PhD: Università della Svizzera italiana

English Follicular lymphoma (FL) is a biologically and clinically heterogeneous B-cell malignancy classically defined by the t(14;18) translocation (BCL2-R). Recent classifications have broadened this landscape to include entities such as duodenal-type FL, pediatric-type FL, and primary cutaneous follicle center lymphoma (PCFCL), each with distinct clinical and molecular features. However, how genomic and microenvironmental traits delineate clinically meaningful FL subsets—particularly those at risk of early progression—remains incompletely understood, motivating this study amid the increasing complexity of FL taxonomy.
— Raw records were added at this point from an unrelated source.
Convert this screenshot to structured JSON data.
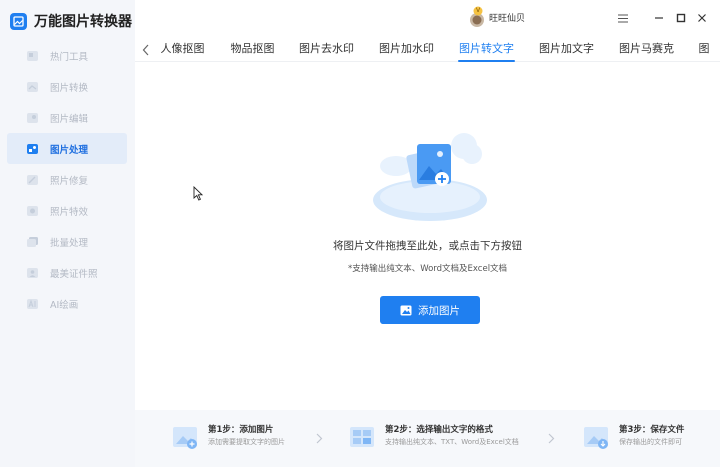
{
  "app": {
    "title": "万能图片转换器"
  },
  "sidebar": {
    "items": [
      {
        "label": "热门工具",
        "icon": "hot-tools-icon",
        "active": false
      },
      {
        "label": "图片转换",
        "icon": "image-convert-icon",
        "active": false
      },
      {
        "label": "图片编辑",
        "icon": "image-edit-icon",
        "active": false
      },
      {
        "label": "图片处理",
        "icon": "image-process-icon",
        "active": true
      },
      {
        "label": "照片修复",
        "icon": "photo-repair-icon",
        "active": false
      },
      {
        "label": "照片特效",
        "icon": "photo-effects-icon",
        "active": false
      },
      {
        "label": "批量处理",
        "icon": "batch-process-icon",
        "active": false
      },
      {
        "label": "最美证件照",
        "icon": "id-photo-icon",
        "active": false
      },
      {
        "label": "AI绘画",
        "icon": "ai-painting-icon",
        "active": false
      }
    ]
  },
  "titlebar": {
    "user_name": "旺旺仙贝",
    "vip_badge": "V"
  },
  "tabs": {
    "items": [
      "人像抠图",
      "物品抠图",
      "图片去水印",
      "图片加水印",
      "图片转文字",
      "图片加文字",
      "图片马赛克",
      "图"
    ],
    "active_index": 4
  },
  "upload": {
    "main_text": "将图片文件拖拽至此处，或点击下方按钮",
    "sub_text": "*支持输出纯文本、Word文档及Excel文档",
    "button_label": "添加图片"
  },
  "steps": [
    {
      "title": "第1步：添加图片",
      "desc": "添加需要提取文字的图片"
    },
    {
      "title": "第2步：选择输出文字的格式",
      "desc": "支持输出纯文本、TXT、Word及Excel文档"
    },
    {
      "title": "第3步：保存文件",
      "desc": "保存输出的文件即可"
    }
  ],
  "colors": {
    "accent": "#1f7ff0",
    "sidebar_bg": "#f4f6fa",
    "active_item_bg": "#e3ecf9"
  }
}
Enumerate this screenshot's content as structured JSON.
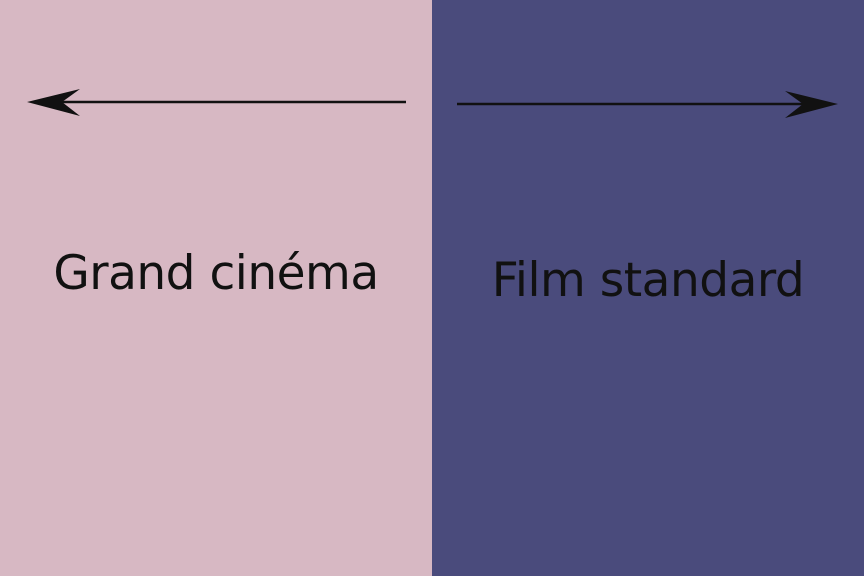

In this study, we characterized 415 patients using targeted deep sequencing (mutations and somatic copy number abnormalities) and HTG-based gene expression profiling. Unsupervised clustering resolved three major genetic subtypes: a BCL2-Rneg-like group enriched for t(14;18)-negative FL and JAK/STAT pathway mutations; a Chromosomal unstable group defined by extensive copy-number aberrations and strong adverse prognostic associations; and a BCL2-Rpos-like group dominated by t(14;18)-positive FL with an aberrant somatic hypermutation footprint. Transcriptomic analysis identified two B-cell differentiation states – germinal center B-like and memory B cell-like – the latter overrepresented in grade 3B and Chromosomal unstable FL and associated with inferior outcomes. Gene set variation analysis further distinguished three microenvironmental programs: a stromal/macrophage-rich subtype enriched in grade 3B FL, PCFCL, and Chromosomal unstable FL; a B-cell/proliferative subtype enriched in BCL2-Rneg-negative FL and high-risk expression profiles, and a T/NK-cell–enriched subtype associated with BCL2-Rpos-positive FL and immune-high-risk signatures. Together, these data refine the molecular taxonomy of FL by showing that genetic architecture and microenvironmental programs provide complementary, clinically relevant layers of disease heterogeneity. While genetic subtypes capture the foundational biology of FL, copy-number burden and transcriptional states more closely align with clinical aggressiveness, underscoring the need to integrate these features into future prognostic models and therapeutic stratification frameworks.